Titre original : Norway no mori (1987)
traduit du japonais par Rose-Marie Makino-Fayolle (1994)

Dans le Boeing atterrissant à Hambourg, Watanabe est pris d’un vertige : il retourne dans cette prairie où il se trouvait 20 ans auparavant avec Naoko, et peine à se remémorer sa silhouette et son visage, qui se sont malheureusement estompés, mais dont il comprend mieux les pensées…

Logeant dans un foyer d’étudiants à Tokyo, Watanabe, alors âgé de dix-huit ans, retrouve par hasard une amie d’enfance, Naoko. Un fantôme se dresse entre eux, celui de Kizuki qui s’est suicidé à l’époque du lycée, ami de l’un, petit ami de l’autre qui le connaissait depuis toujours, fantôme qui les unit dans son souvenir mais les empêche aussi de s’aimer. Ils passent ainsi tous deux leurs journées à marcher l’un derrière l’autre, sans un mot. Un jour, Naoko disparaît, sans laisser de trace. Il rencontre alors Midori, étudiante comme lui, fantasque, qui, après avoir perdu sa mère, donne les derniers soins à son père. Quelques mois passent, et une lettre de Naoko arrive : perturbée, elle est partie s’isoler dans une maison de repos, en montagne…

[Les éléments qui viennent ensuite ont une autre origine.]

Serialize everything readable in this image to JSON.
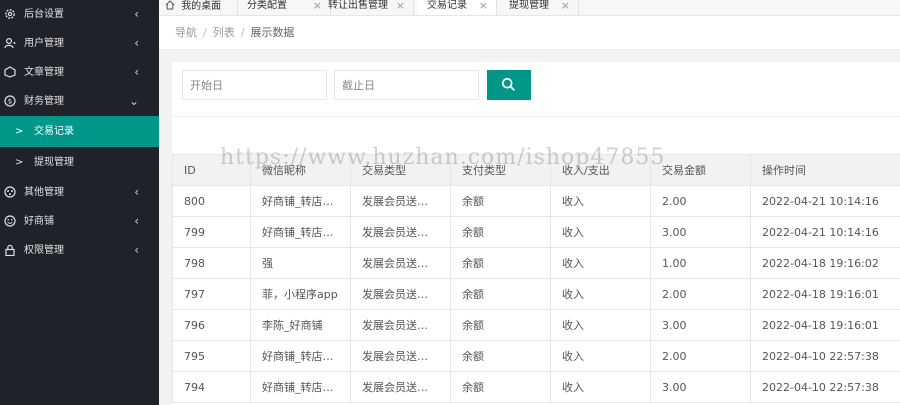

Haruki Murakami prend le pouls de son lecteur pendant toute la première partie, l’intégrant lentement dans l’atmosphère estudiantine, où chacun peut se sentir très seul :l’amitié est rare pour ceux qui se sentent un peu à part, la prise de conscience de la mort faisant partie intégrante de la vie est brutale, le deuil difficile, voire impossible pour les êtres les plus fragiles, la communication avec les autres compliquée, d’autant qu’on ne se comprend pas soi-même… et l’amour, l’amour ne se devine pas au premier coup, lorsqu’on est à cet âge aveuglé par d’autres préoccupations. Ainsi, Haruki Murakami a dépeint une kyrielle de personnalités en lutte avec elles-mêmes :Watanabe, solitaire, grand amateur de Gatsby le magnifique, tiraillé par ses pulsions érotiques, le facho, maniaque passionné de cartographie, Nagasawa, personnage charismatique dont la vie comme la carrière n’est qu’un jeu, réussissant tout sans en tirer de satisfaction, Naoko, hantée par ses morts, quasi vierge au corps magnifique,Midori, jeune étudiante délurée en quête d’amour et d’attention, et Reiko, ancienne pianiste d’âge mûr, rayonnante, alors qu’elle reste persuadée de ne plus qu’être l’ombre de ce qu’elle aurait pu être. Quelle détresse poétique exhale ce roman, faisant succomber la plupart de ses adolescents à la tentation du suicide ! Car c’est un véritable roman d’apprentissage que voici, ses protagonistes devant surmonter la solitude, la souffrance et la mort de leurs proches, pour embrasser la vie et l’âge adulte, et enfin vivre pleinement leur amour. Un roman d’une remarquable sensibilité.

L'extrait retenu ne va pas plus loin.